ROANOKE TIMES Copyright (c) 1996, Roanoke Times DATE: Wednesday, October 9, 1996 TAG: 9610090021 SECTION: BUSINESS PAGE: B8 EDITION: METRO DATELINE: WASHINGTON SOURCE: ASSOCIATED PRESS
The Federal Deposit Insurance Corp. adopted rules Tuesday to revive the savings and loan deposit insurance fund by having thrifts and some banks make a one-time payment of $4.5 billion.
The unanimous vote by the five-member FDIC board came about a week after Congress passed bank reform legislation to rescue the Savings Association Insurance Fund, or SAIF. The law eliminated the possibility of additional taxpayer financing for the thrift crisis, which is expected ultimately to cost taxpayers about $481 billion.

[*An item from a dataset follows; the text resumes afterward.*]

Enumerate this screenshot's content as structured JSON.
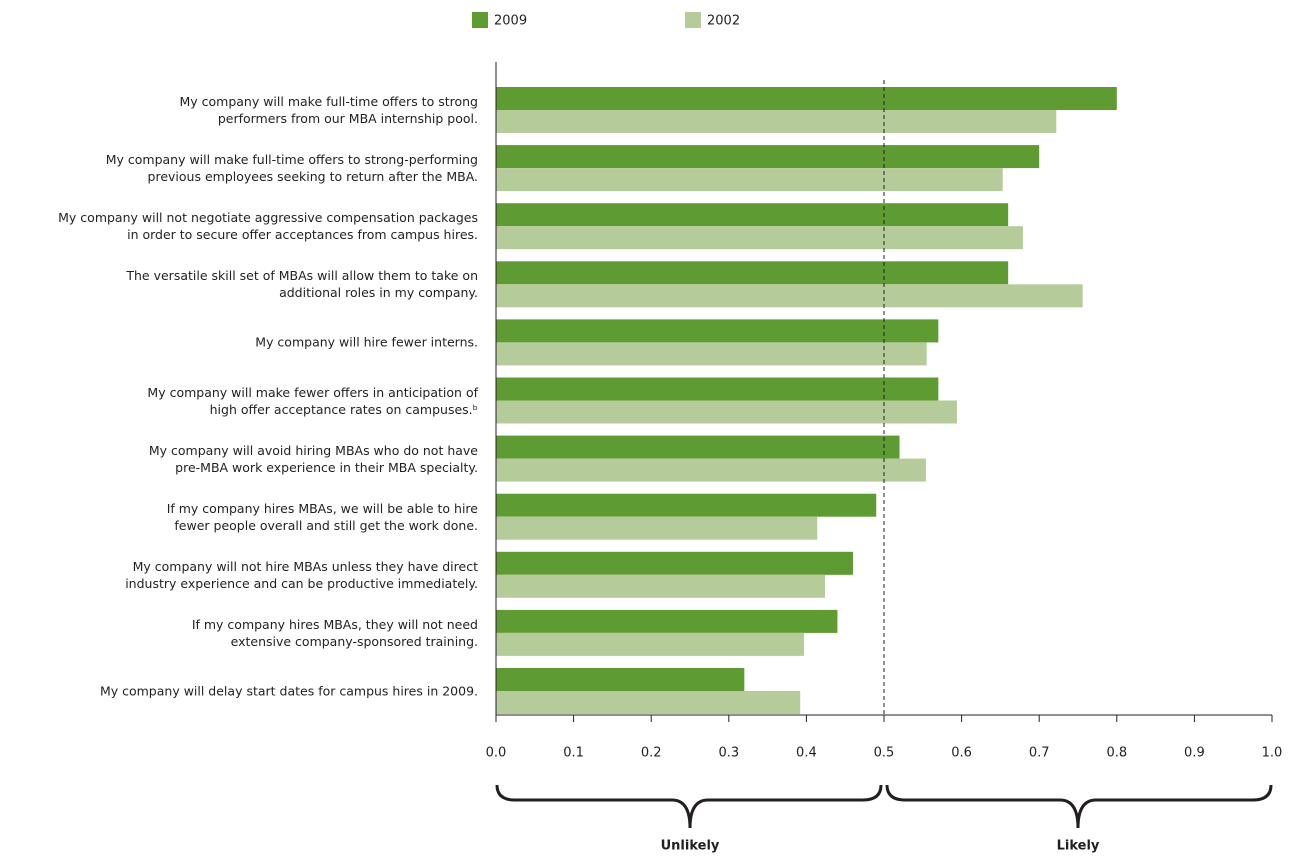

And it shored up a deposit insurance fund that customers at the nation's 1,981 S&Ls depend on to protect their savings. The SAIF covers losses up to $100,000 if a thrift fails.

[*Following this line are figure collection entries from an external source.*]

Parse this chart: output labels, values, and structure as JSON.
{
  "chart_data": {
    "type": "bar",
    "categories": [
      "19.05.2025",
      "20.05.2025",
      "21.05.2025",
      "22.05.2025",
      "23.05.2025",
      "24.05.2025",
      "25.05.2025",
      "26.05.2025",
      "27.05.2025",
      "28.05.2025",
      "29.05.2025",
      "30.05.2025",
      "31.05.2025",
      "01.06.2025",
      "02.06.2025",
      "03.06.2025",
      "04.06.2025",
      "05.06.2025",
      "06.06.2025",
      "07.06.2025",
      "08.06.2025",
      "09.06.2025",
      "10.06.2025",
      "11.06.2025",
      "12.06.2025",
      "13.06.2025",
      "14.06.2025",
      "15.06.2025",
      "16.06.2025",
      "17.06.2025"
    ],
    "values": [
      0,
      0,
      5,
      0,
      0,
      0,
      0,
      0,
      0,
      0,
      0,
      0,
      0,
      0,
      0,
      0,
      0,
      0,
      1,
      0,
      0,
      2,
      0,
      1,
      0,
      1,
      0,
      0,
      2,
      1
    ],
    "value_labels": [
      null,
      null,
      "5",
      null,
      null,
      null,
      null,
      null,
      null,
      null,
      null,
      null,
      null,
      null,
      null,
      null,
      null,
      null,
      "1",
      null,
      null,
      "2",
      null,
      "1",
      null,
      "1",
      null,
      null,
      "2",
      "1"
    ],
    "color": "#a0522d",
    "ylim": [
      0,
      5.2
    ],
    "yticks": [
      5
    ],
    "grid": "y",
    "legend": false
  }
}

The SAIF had become shaky as more thrifts either converted to banks or went out of business, leaving fewer S&Ls around to make annual payments. Large payments on S&L rescue bonds also drained revenue from the SAIF.
Despite the insurance fund's problems, the S&Ls financial nightmare of the 1980s has largely ended. The industry now is healthy enough to shoulder much of the one-time $4.5 billion SAIF rescue payment. The FDIC oversees the separate deposit insurance funds for banks and S&Ls.
Congress passed the SAIF rescue after hearing repeated warnings of a brewing crisis in the S&L industry: a huge mismatch between the insurance rates charged to banks and thrifts. The bank insurance fund, which is at record strength, charges healthy commercial banks only a minimal maintenance fee, while the SAIF insurance fee was 23 cents for each $100.
To save money, S&Ls were rapidly converting to commercial banks, thereby taking advantage of a huge savings for deposit insurance. In the second quarter, thrifts with $2.5 billion in deposits jumped ship to become banks. If this mismatch between the S&L and bank fees persisted, regulators feared most healthy thrifts would convert to banks, leaving only a handful of marginal S&Ls left to pay into the SAIF.
Roger Watson, the FDIC's director of research, said the SAIF plan was the culmination of a ``three-year effort on the part of the FDIC, administration and the Congress to avert what could have become another crisis in the deposit insurance system.''
The FDIC-approved rules levy a special one-time fee on S&Ls and some banks to bring the deposit fund to its target level of $1.25 per $100 in deposits.